Among the works that followed, technical and purely musical gifts alternated. As Op. 10 we have further Paganini Études, with wide stretches, contrapuntal, transformed in the spirit of Schumann. Here, as before, the order of publication did not correspond to that of composition. The F sharp minor sonata (Op. 11) was begun contemporaneously with the Impromptus. It was dedicated to Clara. It is a romantic deepening of the sonata form, cast throughout in these small lyrical sections which are peculiar to the time, but here are held together by an internal unity. We must feel this unity in order not to cut up the work into mere fragments. An oceanic vastness spreads over it, whose tone is struck in the broad introduction. It has a first theme, contrapuntal in style, and a second of full-voiced melody; the working-out attaching new ideas half in imitative, half in étude fashion.

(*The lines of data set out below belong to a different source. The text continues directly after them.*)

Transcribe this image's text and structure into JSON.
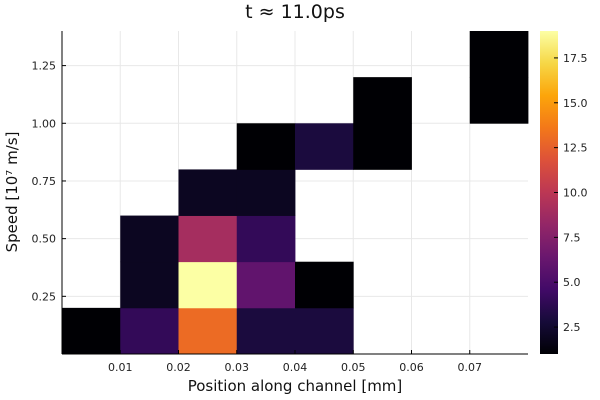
{
  "chart_data": {
    "type": "heatmap",
    "title": "t ≈ 11.0ps",
    "xlabel": "Position along channel [mm]",
    "ylabel": "Speed [10⁷ m/s]",
    "xlim": [
      0,
      0.08
    ],
    "ylim": [
      0,
      1.4
    ],
    "xticks": [
      "0.01",
      "0.02",
      "0.03",
      "0.04",
      "0.05",
      "0.06",
      "0.07"
    ],
    "xtick_values": [
      0.01,
      0.02,
      0.03,
      0.04,
      0.05,
      0.06,
      0.07
    ],
    "yticks": [
      "0.25",
      "0.50",
      "0.75",
      "1.00",
      "1.25"
    ],
    "ytick_values": [
      0.25,
      0.5,
      0.75,
      1.0,
      1.25
    ],
    "bin_width_x": 0.01,
    "bin_height_y": 0.2,
    "colormap": "inferno",
    "colorbar": {
      "min": 1,
      "max": 19,
      "ticks": [
        "2.5",
        "5.0",
        "7.5",
        "10.0",
        "12.5",
        "15.0",
        "17.5"
      ],
      "tick_values": [
        2.5,
        5.0,
        7.5,
        10.0,
        12.5,
        15.0,
        17.5
      ]
    },
    "grid": true,
    "cells": [
      {
        "x": 0.0,
        "y": 0.0,
        "value": 1
      },
      {
        "x": 0.01,
        "y": 0.0,
        "value": 4
      },
      {
        "x": 0.02,
        "y": 0.0,
        "value": 13
      },
      {
        "x": 0.03,
        "y": 0.0,
        "value": 3
      },
      {
        "x": 0.04,
        "y": 0.0,
        "value": 3
      },
      {
        "x": 0.01,
        "y": 0.2,
        "value": 2
      },
      {
        "x": 0.02,
        "y": 0.2,
        "value": 19
      },
      {
        "x": 0.03,
        "y": 0.2,
        "value": 6
      },
      {
        "x": 0.04,
        "y": 0.2,
        "value": 1
      },
      {
        "x": 0.01,
        "y": 0.4,
        "value": 2
      },
      {
        "x": 0.02,
        "y": 0.4,
        "value": 9
      },
      {
        "x": 0.03,
        "y": 0.4,
        "value": 4
      },
      {
        "x": 0.02,
        "y": 0.6,
        "value": 2
      },
      {
        "x": 0.03,
        "y": 0.6,
        "value": 2
      },
      {
        "x": 0.03,
        "y": 0.8,
        "value": 1
      },
      {
        "x": 0.04,
        "y": 0.8,
        "value": 3
      },
      {
        "x": 0.05,
        "y": 0.8,
        "value": 1
      },
      {
        "x": 0.05,
        "y": 1.0,
        "value": 1
      },
      {
        "x": 0.07,
        "y": 1.0,
        "value": 1
      },
      {
        "x": 0.07,
        "y": 1.2,
        "value": 1
      }
    ]
  }
}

On the third, the A, which drags itself over, the aria begins its deep-felt lament, in three melodies with the genuine Schumann-like coda, sighing itself away under the final slurs. The fresh staccato canon work of the scherzo carries us with it. Two wonderful trios introduce themselves, the second with the remarkable recitative. The conclusion is formed by a modest movement which is put together like a mosaic out of a stormy quaver theme, two cantabiles, a syncopated motive, a section in full chords and a stretto. We shall only feel the unity if we give our playing a touch of improvisation. In a word the case is this; in a sonata of Schumann what most charms us is the movements regarded separately; and in the movements, the separate passages. This Sonata, like the others of his works, must be considered as a volume of lyrical poems.
The “Fantasie-stücke” were the next work. These again are a completed picture, for the most part broader in conception than the Davidsbündler, with which they were contemporaneous in composition. They were the ideal of delicate piano composition, and have remained so down to the present day. The sweet “Abendruhe,” the stormy “Aufschwung,” the dainty “Warum,” the capricious “Grillen,” the gloomy “Nachtscene,” in which Schumann was thinking of Hero and Leander, the “Fabel,” alternating in Ritornell and Staccato; the “Traumeswirren,” and the beautiful “Ende vom Lied,” whose humour sounds again wonderfully in the intellectual augmentation at the conclusion—all this formed an extraordinary picture-gallery. The height of art was attained in the “Nacht,” where the dark rolling accompaniment, the solitary sighs in the gloomy air, the deep returns to darkness, the gently sounding and wild shrieking cries and emotional songs, over the gurgling accompanying figure which runs through the whole, made one of the immortal piano-pieces.